Categories > Anime/Manga > Gravitation

[Songfic] And So It Goes

by Topaz_Kat 0 reviews

A small character study using the lyrics of Billy Joel's song to study Yuki and Shuichi's relationship from within Yuki's mind

Category: Gravitation - Rating: PG - Genres: Romance - Characters: Shuichi, Yuki - Warnings: [!!] - Published: 2006-08-27 - Updated: 2006-08-27 - 880 words - Complete

2Ambiance
Title: And So It Goes
Author: Topaz kat
Rating: pg
Discliamer: I don't own anything, I just fix it.
Author's note: Yuki's Mind (that's warning enough I think)

[In every heart there is a room
A sanctuary safe and strong
To heal the wounds of lovers past
Until a new one comes along]

They say that time heals all wounds. "They" are wrong. Wounds of the heart can kill, they can also stagnate your life. I am not the only one to build walls around a broken heart-it's a lot easier to keep others at arm's length than it is to trust that they won't smash the remains of what's left to dust.

That doesn't mean I can't say the words, play the part, or romance with the best. But romancing is easy when you keep your heart closed but your mouth, ears, and eyes open. I learned to play the game, romance the soul. Words come easily enough when it's all you hold stock in.

[I spoke to you in cautious tones
You answered me with no pretense
And still I fear I said too much
My silence is my soul's defense]

I've been in hard covers long enough to know decent writing when I see it. what I first saw was not decent writing, but it had some potential. I am not one to focus on what-could-bes, but how terrible it was then. It's not my job to fix other people's writing, nor is it my concern.
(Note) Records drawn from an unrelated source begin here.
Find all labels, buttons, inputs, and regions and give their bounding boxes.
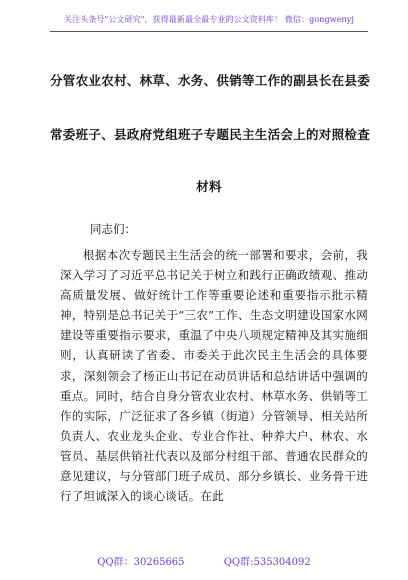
header-divider <box>50 31 368 32</box>
page-footer <box>0 553 408 568</box>
salutation: 同志们： <box>90 222 136 236</box>
body-paragraph: 根据本次专题民主生活会的统一部署和要求，会前，我深入学习了习近平总书记关于树立和践行正确政绩观、推动高质量发展、做好统计工作等重要论述和重要指示批示精神，特别是总书记关于“三农”工作、生态文明建设国家水网建设等重要指示要求，重温了中央八项规定精神及其实施细则，认真研读了省委、市委关于此次民主生活会的具体要求，深刻领会了杨正山书记在动员讲话和总结讲话中强调的重点。同时，结合自身分管农业农村、林草水务、供销等工作的实际，广泛征求了各乡镇（街道）分管领导、相关站所负责人、农业龙头企业、专业合作社、种养大户、林农、水管员、基层供销社代表以及部分村组干部、普通农民群众的意见建议，与分管部门班子成员、部分乡镇长、业务骨干进行了坦诚深入的谈心谈话。在此 <box>60 248 368 504</box>
document-title-line-1: 分管农业农村、林草、水务、供销等工作的副县长在县委 <box>50 73 371 88</box>
document-title-line-2: 常委班子、县政府党组班子专题民主生活会上的对照检查 <box>50 127 371 142</box>
page-header: 关注头条号"公文研究"，获得最新最全最专业的公文资料库！ 微信：gongwenyj <box>64 15 354 24</box>
document-title-line-3: 材料 <box>196 179 222 194</box>
footer-qq-group-1: QQ群：30265665 <box>97 557 185 568</box>
footer-qq-group-2: QQ群:535304092 <box>223 557 311 568</box>
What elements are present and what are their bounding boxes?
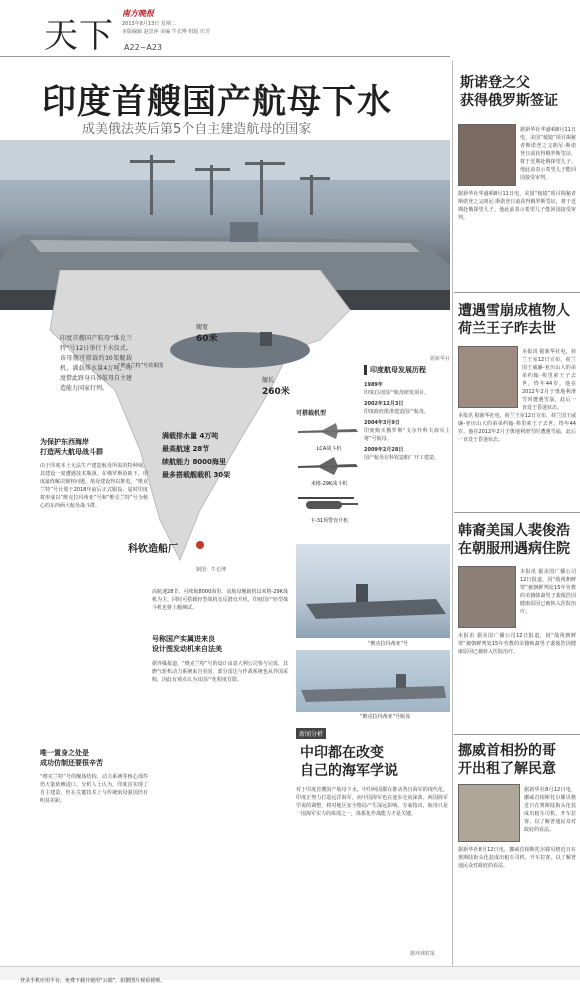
sidebar-story-1-title: 斯诺登之父 获得俄罗斯签证 — [460, 75, 558, 109]
shipyard-label: 科钦造船厂 — [128, 544, 178, 555]
sidebar-story-3-lead: 本报讯 据美国广播公司12日报道，因“敌视朝鲜罪”被朝鲜判处15年劳教的美籍韩裔男子裴俊浩因健康原因已被转入医院治疗。 — [520, 569, 576, 615]
photo-caption-1: “维克拉玛蒂亚”号 — [368, 641, 409, 647]
timeline-credit: 据新华社 — [429, 356, 450, 362]
sidebar-story-4-body: 据新华社8月12日电，挪威首相斯托尔滕贝格近日在奥斯陆街头化装成出租车司机，开车拉客，以了解普通民众对政府的看法。 — [458, 847, 576, 869]
deck-width-value: 60米 — [196, 334, 218, 344]
carrier-render-label: “维克兰特”号效果图 — [118, 363, 164, 369]
sidebar-story-3-body: 本报讯 据美国广播公司12日报道，因“敌视朝鲜罪”被朝鲜判处15年劳教的美籍韩裔男子裴俊浩因健康原因已被转入医院治疗。 — [458, 633, 576, 655]
timeline-entry: 2004年3月9日 印度购买俄罗斯“戈尔什科夫海军上将”号航母。 — [364, 420, 450, 442]
date-line: 2013年8月13日 星期二 — [122, 21, 176, 27]
sidebar-story-3-title: 韩裔美国人裴俊浩 在朝服刑遇病住院 — [458, 523, 570, 557]
analysis-credit: 据环球时报 — [410, 951, 436, 957]
middle-body: 高航速28节，可续航8000海里。该航母舰载机以米格-29K战机为主，同时可搭载轻型战机及反潜直升机，印度国产轻型战斗机也将上舰测试。 — [152, 589, 288, 611]
prince-friso-photo — [458, 346, 518, 408]
aircraft-label: 卡-31预警直升机 — [309, 518, 349, 524]
spec-row: 最高航速 28节 — [162, 445, 210, 453]
footer-bar — [0, 966, 580, 984]
main-headline: 印度首艘国产航母下水 — [42, 82, 392, 122]
analysis-body: 对于印度首艘国产航母下水，中印两国都在推动各自海军的现代化。印度正努力打造远洋海军，而中国海军也在逐步走向深蓝。两国海军学说的调整，将对地区安全格局产生深远影响。专家指出，航母只是一国海军实力的体现之一，体系化作战能力才是关键。 — [296, 787, 448, 817]
length-text: 舰长 — [262, 377, 275, 384]
aircraft-title: 可搭载机型 — [296, 410, 327, 417]
mig29k-jet-icon — [296, 456, 360, 476]
sidebar-story-4-title: 挪威首相扮的哥 开出租了解民意 — [458, 743, 556, 777]
map-credit: 制图：牛长博 — [196, 567, 227, 573]
spec-row: 最多搭载舰载机 30架 — [162, 471, 231, 479]
analysis-tag: 新闻分析 — [296, 728, 326, 739]
photo-caption-2: “维克拉玛蒂亚”号航母 — [360, 714, 411, 720]
sidebar-story-4-lead: 据新华社8月12日电，挪威首相斯托尔滕贝格近日在奥斯陆街头化装成出租车司机，开车拉客，以了解普通民众对政府的看法。 — [524, 787, 576, 833]
sidebar-rule — [454, 512, 580, 513]
timeline-title: 印度航母发展历程 — [364, 365, 450, 375]
deck-width-label — [196, 322, 218, 344]
analysis-title: 中印都在改变 自己的海军学说 — [300, 745, 398, 779]
deck-width-text: 舰宽 — [196, 324, 209, 331]
carrier-photo-2 — [296, 650, 450, 712]
ka31-helicopter-icon — [296, 491, 360, 513]
timeline-entry: 1989年 印度启动国产航母研发项目。 — [364, 382, 430, 396]
length-value: 260米 — [262, 387, 290, 397]
carrier-photo-1 — [296, 544, 450, 638]
length-label — [262, 375, 290, 397]
lca-jet-icon — [296, 421, 360, 441]
timeline-entry: 2002年12月3日 印度政府批准建造国产航母。 — [364, 401, 430, 415]
section2-title: 唯一置身之处是 成功仿制还要很辛苦 — [40, 749, 103, 767]
sidebar-story-2-body: 本报讯 据新华社电，荷兰王室12日宣布，荷兰国王威廉-亚历山大的弟弟约翰·弗里索王子去世，终年44岁。他在2012年2月于奥地利滑雪时遭遇雪崩，此后一直处于昏迷状态。 — [458, 413, 576, 443]
sidebar-story-2-lead: 本报讯 据新华社电，荷兰王室12日宣布，荷兰国王威廉-亚历山大的弟弟约翰·弗里索王子去世，终年44岁。他在2012年2月于奥地利滑雪时遭遇雪崩，此后一直处于昏迷状态。 — [522, 349, 576, 410]
section-title: 天下 — [44, 16, 114, 56]
header-rule — [0, 56, 450, 57]
carrier-model — [170, 332, 310, 368]
newspaper-logo: 南方晚报 — [122, 9, 154, 18]
sidebar-rule — [454, 292, 580, 293]
section2-body: “维克兰特”号的舰体结构、动力系统等核心部件仍大量依赖进口。分析人士认为，印度虽实现了自主建造，但在关键技术上与传统航母强国仍有明显差距。 — [40, 774, 148, 804]
sidebar-rule — [454, 734, 580, 735]
main-subheadline: 成美俄法英后第5个自主建造航母的国家 — [82, 122, 312, 137]
sidebar-story-2-title: 遭遇雪崩成植物人 荷兰王子昨去世 — [458, 303, 570, 337]
section1-body: 由于印度本土无法生产建造航母所需的特种钢，其建设一度遭遇技术瓶颈。在俄罗斯协助下，印度最终解决钢材问题，航母建设得以推进。“维克兰特”号计划于2018年前后正式服役，届时印度将形成以“维克拉玛蒂亚”号和“维克兰特”号为核心的东西两大航母战斗群。 — [40, 463, 148, 509]
spec-row: 续航能力 8000海里 — [162, 458, 226, 466]
section1-title: 为保护东西海岸 打造两大航母战斗群 — [40, 438, 103, 456]
spec-row: 满载排水量 4万吨 — [162, 432, 219, 440]
aircraft-panel — [296, 408, 362, 524]
page-range: A22~A23 — [124, 43, 163, 52]
timeline-entry: 2009年2月28日 国产航母在科钦造船厂开工建造。 — [364, 447, 440, 461]
sidebar-divider — [452, 60, 453, 970]
footer-text: 登录手机应用平台，免费下载并使用“云端”，拍摄图片观看视频。 — [20, 978, 166, 984]
sidebar-story-1-body: 据新华社华盛顿8月11日电，美国“棱镜”项目揭秘者斯诺登之父朗尼·斯诺登日前获得俄罗斯签证，将于近期赴俄探望儿子。他此前表示希望儿子能回国接受审判。 — [458, 191, 576, 221]
shipyard-marker — [196, 541, 204, 549]
aircraft-label: LCA战斗机 — [316, 446, 342, 452]
section3-body: 据外媒报道，“维克兰特”号的设计由意大利公司参与完成，其燃气轮机动力系统来自美国，部分雷达与作战系统也从外国采购，因此有观点认为其国产化程度有限。 — [152, 661, 288, 683]
norway-pm-taxi-photo — [458, 784, 520, 842]
header-meta — [122, 20, 210, 36]
lead-paragraph: 印度首艘国产航母“维克兰特”号12日举行下水仪式。该母舰可搭载约30架舰载机，满载排水量4万吨，印度借此跻身具备航母自主建造能力国家行列。 — [60, 335, 133, 392]
spec-table — [162, 430, 282, 482]
snowden-father-photo — [458, 124, 516, 186]
editor-line: 本版编辑 赵思萍 美编 牛长博 组版 庆芳 — [122, 29, 210, 35]
section3-title: 号称国产实属进来良 设计图发动机来自法美 — [152, 635, 222, 653]
timeline-box — [364, 356, 450, 462]
aircraft-label: 米格-29K战斗机 — [310, 481, 348, 487]
sidebar-story-1-lead: 据新华社华盛顿8月11日电，美国“棱镜”项目揭秘者斯诺登之父朗尼·斯诺登日前获得俄罗斯签证，将于近期赴俄探望儿子。他此前表示希望儿子能回国接受审判。 — [520, 127, 576, 181]
bae-junho-photo — [458, 566, 516, 628]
It was amusing to see you react as you did-without beating around the bush that you thought my points were crap. It was refreshing to see someone who could answer me back with nearly as much sarcasm as I can. I found out later that you had taken a closer look into what I had said and saw what I didn't say; your writing is still a bit poor, but you're learning to see what I see.

[And every time I held a rose
It seems I only felt the thorns
And so it goes, and so it goes
And so will you soon I suppose]

If love is a rose, I want pruning sheer and gloves. How can I offer sweet nothings when I've only smelled dirt and fertilizer? One day falls into the next, one false lover into another broken heart, I can't say that I ever really expected someone as cheerful, sweet, and loving as you to stay around.

[But if my silence made you leave
Then that would be my worst mistake
So I will share this room with you
And you can have this heart to break]

Cold indifference does not measure up well against excitable warmth. The walls built so carefully around my heart were starting to wobble against the onslaught of caring in your eyes and words. Soft and sweet words I was beginning to long for (though I couldn't yet repeat or speak them myself) made me realize that I could not last without them, perhaps I just really needed to listen and hear them.

No longer as indifferent, but still wary, I had to unlock my heart to you. I had more than a few doubts, and I certainly questioned any wisdom I may have posessed at one time, but the door was open now, and I was waiting. Waiting for you to either open the door or to seal it shut forever.

[And this is why my eyes are closed
It's just as well for all I've seen
And so it goes, and so it goes
And you're the only one who knows]

That night, that terrible night, you were attacked. I won't say violated, only those who've never experienced it can use such sweet words. I held you close, holding my breath and my eyes closed. I didn't need to see the wounds, I knew where they would be from my own experience. i'd seen it bfore on myself, and so prepared to be pushed away. It wasn't because I was cold, but I had needed to close my heart afterwards-why should I expect you to be stronger than me?

One hour flowed into the next, and I still held you close, expecting to hear the finality any moment. It never came. You asked why and how eventually, and so I answered. I never expected to be held or comforted-even now. But you knew my secret now, and you're the only one.

[So I would choose to be with you
That's if the choice were mine to make
But you can make decisions too
And you can have this heart to break]

I'd let you in, choosing for the first time to allow another's presence into my heart. I waited, prepared for heartache and pain while you hld onto me tightly. When I realized that you had not only not let go, but were offering comfort to me for all I had seen as well as taking comfort in the knowledge that I knew and understood, I could hold back neither the tears nor keep the walls up any longer.

[And so it goes and so it goes
And you're the only one who knows]

One tear followed another, and at last someone knew that my frozen heart could thaw.